Plot: Major Howard Toliver (Michael Dudikoff) is one of the best soldiers on the planet, but these days, he devotes his time to social causes. He oversees a high risk prison full of troubled young people, trying to make a difference since he knows the streets are worse than war zones these days. Toliver is soon approached to run one last mission, to rescue the daughter of a rich, powerful man, but he hesitates at first, until he sees a chance to do some real good. While he agrees to the rescue mission, he demands to choose his own soldiers from the prison, give any survivors full pardons, and he wants millions donated to local youth programs. After he selects his colorful half dozen prisoners to join him, the group heads to Vietnam, where a local warlord has gone on a rampage and holds the American girl prisoner. As his squad descends into arguments and in-fights, Toliver tries to instill some military discipline into them, while also giving them some basic tips on how to survive the mission. But can this group even get along well enough to survive enough, let alone the rest of the mission?
Entertainment Value: While Soldier Boyz was made in the mid 90s, it has all those special 80s action movie vibes, without question. The story makes little to no sense, going for a kind of troubled teen Dirty Dozen, but the movie more than compensates when it comes to the action scenes. This one is loaded with big, dumb, and super fun action, with minimal breaks for exposition or development. This is high body count, splashy squibs, and relentless explosions kind of action, with Michael Dudikoff and a bunch of juvenile delinquents in the leads. Dudikoff has a central role and is around a lot, but the action often falls on the younger cast members, which isn’t a concern. The youngsters carry the mantle well and Dudikoff is still fun as the worn, but optimistic old veteran who tries to keep his squad alive. The teens are a colorful bunch, with a white supremacist, drug dealers, murderers, a psychopath, and a mentally unstable rape victim, perhaps not the best crew to hand assault rifles to, but who are we to question Dudikoff, right? As I said, the narrative is thin and doesn’t focus on common sense, so what little development there is comes off as predictable. But the real draw here is the action and in that regard, the movie more than delivers. In truth, I don’t know what else genre fans could want from a wild, over the top b movie type action flick, as Soldier Boyz hits all the right notes and is a total blast to watch.

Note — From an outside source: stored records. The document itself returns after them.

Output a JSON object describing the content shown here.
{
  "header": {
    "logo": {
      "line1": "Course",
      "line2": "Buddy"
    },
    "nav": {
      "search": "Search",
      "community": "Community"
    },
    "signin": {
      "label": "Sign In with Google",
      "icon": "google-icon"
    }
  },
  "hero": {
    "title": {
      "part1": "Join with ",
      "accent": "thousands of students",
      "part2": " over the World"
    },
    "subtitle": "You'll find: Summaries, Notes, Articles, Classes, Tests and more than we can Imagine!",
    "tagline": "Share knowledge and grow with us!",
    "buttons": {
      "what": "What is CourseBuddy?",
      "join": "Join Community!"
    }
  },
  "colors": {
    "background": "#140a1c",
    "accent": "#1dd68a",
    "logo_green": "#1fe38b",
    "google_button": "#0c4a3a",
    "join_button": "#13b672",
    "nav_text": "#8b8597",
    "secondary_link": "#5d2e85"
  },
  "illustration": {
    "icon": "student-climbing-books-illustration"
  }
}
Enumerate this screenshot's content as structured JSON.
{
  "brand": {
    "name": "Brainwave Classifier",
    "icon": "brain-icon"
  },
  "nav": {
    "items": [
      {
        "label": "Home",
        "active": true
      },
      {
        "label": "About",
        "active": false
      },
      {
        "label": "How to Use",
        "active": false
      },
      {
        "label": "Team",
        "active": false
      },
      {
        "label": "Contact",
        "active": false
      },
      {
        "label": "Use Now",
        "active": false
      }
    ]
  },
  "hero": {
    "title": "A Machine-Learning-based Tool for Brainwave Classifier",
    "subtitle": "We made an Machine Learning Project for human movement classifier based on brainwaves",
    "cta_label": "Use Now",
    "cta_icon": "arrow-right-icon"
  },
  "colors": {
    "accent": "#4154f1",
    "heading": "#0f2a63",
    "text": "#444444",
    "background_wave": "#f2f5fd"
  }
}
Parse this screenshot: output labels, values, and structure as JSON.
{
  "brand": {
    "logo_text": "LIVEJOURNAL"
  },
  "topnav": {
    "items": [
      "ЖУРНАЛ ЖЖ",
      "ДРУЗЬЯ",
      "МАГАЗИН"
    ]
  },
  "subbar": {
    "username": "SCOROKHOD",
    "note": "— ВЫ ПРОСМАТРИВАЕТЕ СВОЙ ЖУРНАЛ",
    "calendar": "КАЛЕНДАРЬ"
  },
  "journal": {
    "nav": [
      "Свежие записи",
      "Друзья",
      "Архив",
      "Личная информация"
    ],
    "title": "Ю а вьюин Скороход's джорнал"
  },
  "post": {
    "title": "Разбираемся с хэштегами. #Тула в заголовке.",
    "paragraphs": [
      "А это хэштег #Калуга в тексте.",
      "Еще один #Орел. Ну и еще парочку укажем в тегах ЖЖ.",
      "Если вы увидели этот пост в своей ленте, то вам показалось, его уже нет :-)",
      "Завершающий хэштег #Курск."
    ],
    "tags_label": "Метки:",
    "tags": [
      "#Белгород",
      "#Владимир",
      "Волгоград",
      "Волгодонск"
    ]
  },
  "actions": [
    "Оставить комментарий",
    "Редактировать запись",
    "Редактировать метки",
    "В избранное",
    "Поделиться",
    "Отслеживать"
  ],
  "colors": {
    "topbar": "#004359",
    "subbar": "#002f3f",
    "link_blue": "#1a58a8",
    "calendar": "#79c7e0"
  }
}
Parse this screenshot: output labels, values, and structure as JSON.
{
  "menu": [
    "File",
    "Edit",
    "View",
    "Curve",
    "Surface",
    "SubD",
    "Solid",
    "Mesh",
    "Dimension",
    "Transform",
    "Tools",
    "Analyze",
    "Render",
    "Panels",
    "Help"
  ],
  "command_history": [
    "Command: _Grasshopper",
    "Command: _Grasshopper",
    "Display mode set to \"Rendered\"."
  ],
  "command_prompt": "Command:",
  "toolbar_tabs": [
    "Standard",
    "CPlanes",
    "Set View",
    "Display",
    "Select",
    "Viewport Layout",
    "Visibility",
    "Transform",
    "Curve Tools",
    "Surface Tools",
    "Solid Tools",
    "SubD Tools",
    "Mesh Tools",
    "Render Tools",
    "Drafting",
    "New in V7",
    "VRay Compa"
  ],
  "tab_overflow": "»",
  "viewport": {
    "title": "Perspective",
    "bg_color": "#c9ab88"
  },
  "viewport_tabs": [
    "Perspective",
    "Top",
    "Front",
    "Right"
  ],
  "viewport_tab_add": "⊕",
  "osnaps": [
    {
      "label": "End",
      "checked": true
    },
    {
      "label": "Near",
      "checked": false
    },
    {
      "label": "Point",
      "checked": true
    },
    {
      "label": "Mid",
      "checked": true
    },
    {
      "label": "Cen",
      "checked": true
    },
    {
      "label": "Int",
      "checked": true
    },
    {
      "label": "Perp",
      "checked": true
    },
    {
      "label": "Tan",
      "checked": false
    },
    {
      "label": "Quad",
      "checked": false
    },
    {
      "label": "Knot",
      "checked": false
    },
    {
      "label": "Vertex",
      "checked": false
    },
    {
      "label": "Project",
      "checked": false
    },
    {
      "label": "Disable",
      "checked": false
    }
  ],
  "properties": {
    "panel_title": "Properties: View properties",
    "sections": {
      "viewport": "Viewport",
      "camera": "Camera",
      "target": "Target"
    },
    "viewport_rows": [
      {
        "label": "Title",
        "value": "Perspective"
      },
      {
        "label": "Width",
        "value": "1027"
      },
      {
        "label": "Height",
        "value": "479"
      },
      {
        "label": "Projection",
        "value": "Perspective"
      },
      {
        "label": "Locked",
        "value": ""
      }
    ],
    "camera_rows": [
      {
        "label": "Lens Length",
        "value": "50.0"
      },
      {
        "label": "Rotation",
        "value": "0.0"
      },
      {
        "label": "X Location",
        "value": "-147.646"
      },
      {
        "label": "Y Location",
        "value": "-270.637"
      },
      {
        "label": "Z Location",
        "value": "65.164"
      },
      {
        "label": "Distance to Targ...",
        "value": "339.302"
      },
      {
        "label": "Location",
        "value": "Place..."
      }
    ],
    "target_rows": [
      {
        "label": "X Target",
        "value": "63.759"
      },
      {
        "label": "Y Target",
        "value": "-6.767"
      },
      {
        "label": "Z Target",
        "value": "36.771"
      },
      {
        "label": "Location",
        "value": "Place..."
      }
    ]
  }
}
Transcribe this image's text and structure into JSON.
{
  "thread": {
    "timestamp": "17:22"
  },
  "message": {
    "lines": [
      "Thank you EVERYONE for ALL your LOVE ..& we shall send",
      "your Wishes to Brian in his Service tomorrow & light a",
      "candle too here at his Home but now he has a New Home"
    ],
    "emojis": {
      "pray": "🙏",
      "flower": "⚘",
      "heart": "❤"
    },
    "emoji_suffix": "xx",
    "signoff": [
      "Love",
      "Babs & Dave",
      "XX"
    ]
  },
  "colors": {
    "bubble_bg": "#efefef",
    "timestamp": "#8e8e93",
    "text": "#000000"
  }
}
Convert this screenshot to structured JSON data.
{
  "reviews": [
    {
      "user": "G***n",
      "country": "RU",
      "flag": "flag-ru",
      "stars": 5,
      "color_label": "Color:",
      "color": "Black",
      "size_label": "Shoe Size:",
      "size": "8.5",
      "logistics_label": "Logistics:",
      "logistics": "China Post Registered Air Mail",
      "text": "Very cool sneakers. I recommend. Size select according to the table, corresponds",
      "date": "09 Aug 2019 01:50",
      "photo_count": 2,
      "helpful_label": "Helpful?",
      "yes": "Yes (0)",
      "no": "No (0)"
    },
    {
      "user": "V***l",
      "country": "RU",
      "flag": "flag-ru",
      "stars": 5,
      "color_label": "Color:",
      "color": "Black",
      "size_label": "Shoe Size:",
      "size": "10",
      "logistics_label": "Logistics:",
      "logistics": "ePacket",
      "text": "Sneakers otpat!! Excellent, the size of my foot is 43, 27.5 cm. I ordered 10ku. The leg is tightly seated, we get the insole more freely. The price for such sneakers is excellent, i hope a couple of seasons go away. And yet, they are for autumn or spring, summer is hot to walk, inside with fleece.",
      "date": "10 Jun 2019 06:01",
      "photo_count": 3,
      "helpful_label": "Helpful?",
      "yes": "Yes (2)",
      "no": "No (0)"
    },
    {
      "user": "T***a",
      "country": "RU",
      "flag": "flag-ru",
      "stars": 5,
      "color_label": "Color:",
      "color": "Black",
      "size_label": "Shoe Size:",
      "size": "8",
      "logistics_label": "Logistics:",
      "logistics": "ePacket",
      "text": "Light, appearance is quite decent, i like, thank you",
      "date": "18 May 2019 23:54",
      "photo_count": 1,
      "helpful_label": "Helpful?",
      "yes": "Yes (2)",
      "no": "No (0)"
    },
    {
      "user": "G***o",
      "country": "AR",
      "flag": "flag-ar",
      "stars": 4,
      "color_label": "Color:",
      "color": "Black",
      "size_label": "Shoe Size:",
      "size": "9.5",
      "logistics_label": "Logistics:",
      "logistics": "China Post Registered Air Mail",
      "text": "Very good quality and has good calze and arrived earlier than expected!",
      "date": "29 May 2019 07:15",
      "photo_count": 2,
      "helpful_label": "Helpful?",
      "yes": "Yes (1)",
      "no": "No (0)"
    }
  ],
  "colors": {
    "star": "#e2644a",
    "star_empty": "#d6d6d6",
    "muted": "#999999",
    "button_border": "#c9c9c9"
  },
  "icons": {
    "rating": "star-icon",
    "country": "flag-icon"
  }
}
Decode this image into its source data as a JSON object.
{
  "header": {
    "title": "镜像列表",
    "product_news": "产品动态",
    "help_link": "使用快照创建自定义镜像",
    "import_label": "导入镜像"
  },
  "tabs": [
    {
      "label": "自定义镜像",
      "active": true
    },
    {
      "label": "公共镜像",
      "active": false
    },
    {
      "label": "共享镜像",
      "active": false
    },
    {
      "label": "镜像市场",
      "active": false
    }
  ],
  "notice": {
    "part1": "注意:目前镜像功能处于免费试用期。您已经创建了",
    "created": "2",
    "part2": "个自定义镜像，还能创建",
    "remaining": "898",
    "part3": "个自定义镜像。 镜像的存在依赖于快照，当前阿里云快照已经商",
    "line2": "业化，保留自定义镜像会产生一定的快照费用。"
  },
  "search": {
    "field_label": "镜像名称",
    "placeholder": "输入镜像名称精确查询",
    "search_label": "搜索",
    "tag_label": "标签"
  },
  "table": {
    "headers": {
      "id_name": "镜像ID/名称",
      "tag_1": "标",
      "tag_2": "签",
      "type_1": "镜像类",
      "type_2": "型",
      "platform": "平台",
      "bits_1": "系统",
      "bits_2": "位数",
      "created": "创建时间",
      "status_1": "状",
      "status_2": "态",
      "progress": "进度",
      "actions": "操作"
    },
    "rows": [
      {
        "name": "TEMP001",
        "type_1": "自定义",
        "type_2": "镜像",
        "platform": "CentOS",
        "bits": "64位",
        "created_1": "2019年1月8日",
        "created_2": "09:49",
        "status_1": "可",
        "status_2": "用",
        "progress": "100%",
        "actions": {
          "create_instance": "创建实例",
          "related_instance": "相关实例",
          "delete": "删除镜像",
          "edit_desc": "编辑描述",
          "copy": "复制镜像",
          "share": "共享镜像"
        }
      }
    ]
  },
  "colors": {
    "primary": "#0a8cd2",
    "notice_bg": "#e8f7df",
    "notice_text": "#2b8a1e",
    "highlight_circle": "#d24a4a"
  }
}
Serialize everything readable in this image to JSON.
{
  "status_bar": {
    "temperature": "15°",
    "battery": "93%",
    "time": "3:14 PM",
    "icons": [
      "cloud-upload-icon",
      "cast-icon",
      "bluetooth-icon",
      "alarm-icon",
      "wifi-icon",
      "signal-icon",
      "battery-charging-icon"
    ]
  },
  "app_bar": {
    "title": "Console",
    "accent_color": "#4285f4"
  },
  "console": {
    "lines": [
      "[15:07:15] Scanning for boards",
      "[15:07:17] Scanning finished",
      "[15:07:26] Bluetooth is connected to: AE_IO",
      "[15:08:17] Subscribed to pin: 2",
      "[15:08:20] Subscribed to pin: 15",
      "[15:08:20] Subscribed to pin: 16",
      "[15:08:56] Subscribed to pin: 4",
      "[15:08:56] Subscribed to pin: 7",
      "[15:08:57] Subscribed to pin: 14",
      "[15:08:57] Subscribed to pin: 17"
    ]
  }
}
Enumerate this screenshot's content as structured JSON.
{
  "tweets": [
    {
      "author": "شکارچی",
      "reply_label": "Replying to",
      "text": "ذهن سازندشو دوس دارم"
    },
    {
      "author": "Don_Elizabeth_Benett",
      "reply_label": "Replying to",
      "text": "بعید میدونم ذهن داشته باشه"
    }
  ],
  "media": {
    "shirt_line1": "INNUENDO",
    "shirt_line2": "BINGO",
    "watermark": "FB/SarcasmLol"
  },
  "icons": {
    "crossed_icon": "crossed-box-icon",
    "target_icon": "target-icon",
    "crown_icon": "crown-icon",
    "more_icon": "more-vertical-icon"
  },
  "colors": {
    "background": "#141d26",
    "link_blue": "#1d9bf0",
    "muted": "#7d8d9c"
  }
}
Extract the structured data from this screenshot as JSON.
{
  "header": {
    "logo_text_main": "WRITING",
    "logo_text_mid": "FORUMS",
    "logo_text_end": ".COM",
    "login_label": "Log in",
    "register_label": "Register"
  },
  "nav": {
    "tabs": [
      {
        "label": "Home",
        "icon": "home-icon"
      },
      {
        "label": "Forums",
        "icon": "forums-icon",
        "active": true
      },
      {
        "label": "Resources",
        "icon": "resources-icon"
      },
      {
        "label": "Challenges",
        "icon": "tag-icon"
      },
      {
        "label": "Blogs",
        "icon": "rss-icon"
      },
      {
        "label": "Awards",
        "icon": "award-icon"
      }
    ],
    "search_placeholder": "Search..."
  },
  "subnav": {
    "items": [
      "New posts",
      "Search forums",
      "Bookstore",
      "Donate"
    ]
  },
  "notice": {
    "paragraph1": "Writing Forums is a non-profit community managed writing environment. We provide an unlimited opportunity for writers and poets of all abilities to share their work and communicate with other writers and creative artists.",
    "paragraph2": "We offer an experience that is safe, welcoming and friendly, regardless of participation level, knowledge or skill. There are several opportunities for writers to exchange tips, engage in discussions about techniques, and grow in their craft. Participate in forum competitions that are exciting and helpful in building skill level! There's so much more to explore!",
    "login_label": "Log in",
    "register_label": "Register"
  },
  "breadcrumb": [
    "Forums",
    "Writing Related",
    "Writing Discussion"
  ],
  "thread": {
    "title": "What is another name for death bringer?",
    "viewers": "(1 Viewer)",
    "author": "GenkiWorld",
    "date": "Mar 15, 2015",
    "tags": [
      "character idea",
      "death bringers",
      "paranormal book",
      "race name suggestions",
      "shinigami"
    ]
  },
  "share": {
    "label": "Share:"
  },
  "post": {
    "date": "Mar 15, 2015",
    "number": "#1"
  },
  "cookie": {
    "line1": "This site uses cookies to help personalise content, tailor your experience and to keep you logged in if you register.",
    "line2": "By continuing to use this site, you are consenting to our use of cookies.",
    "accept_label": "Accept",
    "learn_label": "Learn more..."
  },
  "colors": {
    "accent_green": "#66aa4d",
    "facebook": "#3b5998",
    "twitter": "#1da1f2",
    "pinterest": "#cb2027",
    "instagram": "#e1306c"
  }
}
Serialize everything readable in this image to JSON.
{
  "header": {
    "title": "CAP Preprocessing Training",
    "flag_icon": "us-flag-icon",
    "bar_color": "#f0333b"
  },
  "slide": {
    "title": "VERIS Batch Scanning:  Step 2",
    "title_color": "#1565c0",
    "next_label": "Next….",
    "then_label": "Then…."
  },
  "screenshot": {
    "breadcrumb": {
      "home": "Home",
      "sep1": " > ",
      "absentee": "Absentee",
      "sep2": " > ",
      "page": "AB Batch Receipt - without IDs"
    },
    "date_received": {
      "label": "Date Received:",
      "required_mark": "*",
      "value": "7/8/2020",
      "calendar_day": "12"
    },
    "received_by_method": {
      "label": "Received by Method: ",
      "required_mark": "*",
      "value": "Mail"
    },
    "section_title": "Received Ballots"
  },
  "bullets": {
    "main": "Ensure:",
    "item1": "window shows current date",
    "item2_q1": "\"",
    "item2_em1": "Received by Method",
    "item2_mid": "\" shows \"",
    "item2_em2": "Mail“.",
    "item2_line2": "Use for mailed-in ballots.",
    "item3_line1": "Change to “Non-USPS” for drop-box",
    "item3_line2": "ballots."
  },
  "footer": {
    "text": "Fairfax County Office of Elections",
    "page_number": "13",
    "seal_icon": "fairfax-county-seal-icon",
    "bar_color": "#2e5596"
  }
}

No nakedness. The female squad member endures some harassment, but is also strong enough to defend herself and then some. On the blood side, the red stuff flows like wine here, thanks to some seriously generous squibs that never disappoint. The gun shot wounds spray out what seem like gallons of blood in some scenes, but even the less splashy ones yield impressive crimson. And given how many bullets are fired and how many bodies pile up, that means a lot of goopy bloodshed to go around. A guy also takes a bite out of a python, just to mix things up a little. Aside from the gun shots, there’s not much blood here, but there are a lot of big, blood soaked shoot outs, so don’t count out the power of the squibs. In terms of dialogue, we have a lot of teen dysfunction, tough guy talk, tough girl talk, leadership lessons, and of course, one liners, so a good deal of fun stuff in this one. The squad banters all the time, which leads to insults and personal attacks, all of which add to the entertainment. This is the kind of ridiculous dialogue you want to hear as shit blows up, I think. The craziness is a little reserved outside of the usual action movie conventions, but I do think the premise of giving criminal teens assault weapons and permission to kill, partnered with the over the top violence and quirky dialogue earn this one a couple points.